According to a report in India's "Economic Times" on November 18, 2003, by the end of March of that year, the total non-performing assets of the Indian banking system had decreased by more than 20 billion rupees, accounting for 4.4% of net assets.

For similar figures in my memory, the non-performing asset rate that China's banking industry is willing to admit is at least 25%.

There is even a gap between China's capital market and India's.

In the past two years, the prosperity of China's barter trading market has amazed the world, but the stock market has performed appalling fraud and a unique global plunge.

According to statistics, at least 800 billion yuan in market value has been wiped out.

In 2003, the performance of the Indian stock market and its economic growth complemented each other, making domestic and foreign investors smile.

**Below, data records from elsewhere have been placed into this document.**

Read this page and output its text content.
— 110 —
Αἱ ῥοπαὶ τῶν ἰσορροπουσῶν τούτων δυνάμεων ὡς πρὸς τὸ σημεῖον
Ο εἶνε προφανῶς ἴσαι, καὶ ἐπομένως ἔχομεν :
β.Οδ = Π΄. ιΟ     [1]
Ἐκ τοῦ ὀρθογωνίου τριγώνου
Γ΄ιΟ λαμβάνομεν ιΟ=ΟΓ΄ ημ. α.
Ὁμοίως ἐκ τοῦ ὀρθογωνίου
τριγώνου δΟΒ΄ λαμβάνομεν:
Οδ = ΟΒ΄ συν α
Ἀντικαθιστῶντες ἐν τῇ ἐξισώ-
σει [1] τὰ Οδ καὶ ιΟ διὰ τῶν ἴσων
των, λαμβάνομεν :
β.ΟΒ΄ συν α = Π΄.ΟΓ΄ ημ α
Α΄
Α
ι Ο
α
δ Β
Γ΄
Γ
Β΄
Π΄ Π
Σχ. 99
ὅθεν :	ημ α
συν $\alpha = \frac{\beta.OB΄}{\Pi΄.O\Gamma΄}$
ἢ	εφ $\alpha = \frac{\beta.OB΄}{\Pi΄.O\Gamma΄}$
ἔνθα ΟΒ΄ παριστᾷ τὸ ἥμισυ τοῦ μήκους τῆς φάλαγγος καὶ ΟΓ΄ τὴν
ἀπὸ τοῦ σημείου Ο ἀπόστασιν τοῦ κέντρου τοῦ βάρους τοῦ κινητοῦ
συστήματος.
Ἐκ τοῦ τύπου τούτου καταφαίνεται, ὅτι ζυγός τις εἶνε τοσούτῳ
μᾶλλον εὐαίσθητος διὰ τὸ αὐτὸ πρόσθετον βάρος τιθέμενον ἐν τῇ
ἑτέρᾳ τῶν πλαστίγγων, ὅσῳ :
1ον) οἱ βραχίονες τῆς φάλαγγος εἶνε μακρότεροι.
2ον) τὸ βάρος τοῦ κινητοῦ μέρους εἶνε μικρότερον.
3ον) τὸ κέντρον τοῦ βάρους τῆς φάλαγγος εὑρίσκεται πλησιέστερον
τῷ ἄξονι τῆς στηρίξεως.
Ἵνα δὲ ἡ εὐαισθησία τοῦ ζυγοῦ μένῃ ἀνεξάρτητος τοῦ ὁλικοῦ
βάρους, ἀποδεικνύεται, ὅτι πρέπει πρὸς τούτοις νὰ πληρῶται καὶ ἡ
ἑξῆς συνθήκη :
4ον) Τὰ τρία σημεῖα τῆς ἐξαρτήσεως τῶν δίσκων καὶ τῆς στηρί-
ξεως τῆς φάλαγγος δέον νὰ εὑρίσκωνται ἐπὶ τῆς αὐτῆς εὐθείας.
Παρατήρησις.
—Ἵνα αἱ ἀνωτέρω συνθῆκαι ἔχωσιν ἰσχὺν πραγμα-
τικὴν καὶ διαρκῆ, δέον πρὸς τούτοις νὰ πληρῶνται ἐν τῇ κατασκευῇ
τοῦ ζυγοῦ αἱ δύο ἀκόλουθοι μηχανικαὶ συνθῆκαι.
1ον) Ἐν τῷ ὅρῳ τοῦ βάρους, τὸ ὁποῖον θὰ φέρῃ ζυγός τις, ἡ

Sanjiv Duga, the Indian fund manager of HSBC Investment Management, pointed out that the continued rise of the Indian stock market has attracted a large number of foreign investors. In November 2003, capital inflows hit a record high, and the situation in December was equally optimistic.

The Bombay BSE index, an indicator of the Indian stock market, closed at 5541.3 points on December 19, a cumulative increase of 64.19% from 3374.9 points at the end of 2002, giving all Indian funds a bumper harvest.

The six Indian funds that can be invested in Hong Kong had returns in 2003 ranging from 73.76% to 106.38%, and their upward trend has not stopped.

The high-end market scenes of China and India are very different, which shows that China's market operations have higher costs and expenses, and that India can reduce market expenses more effectively than China.

In this regard, India can serve as a teacher for China.

●Many savings of Chinese people have been wasted.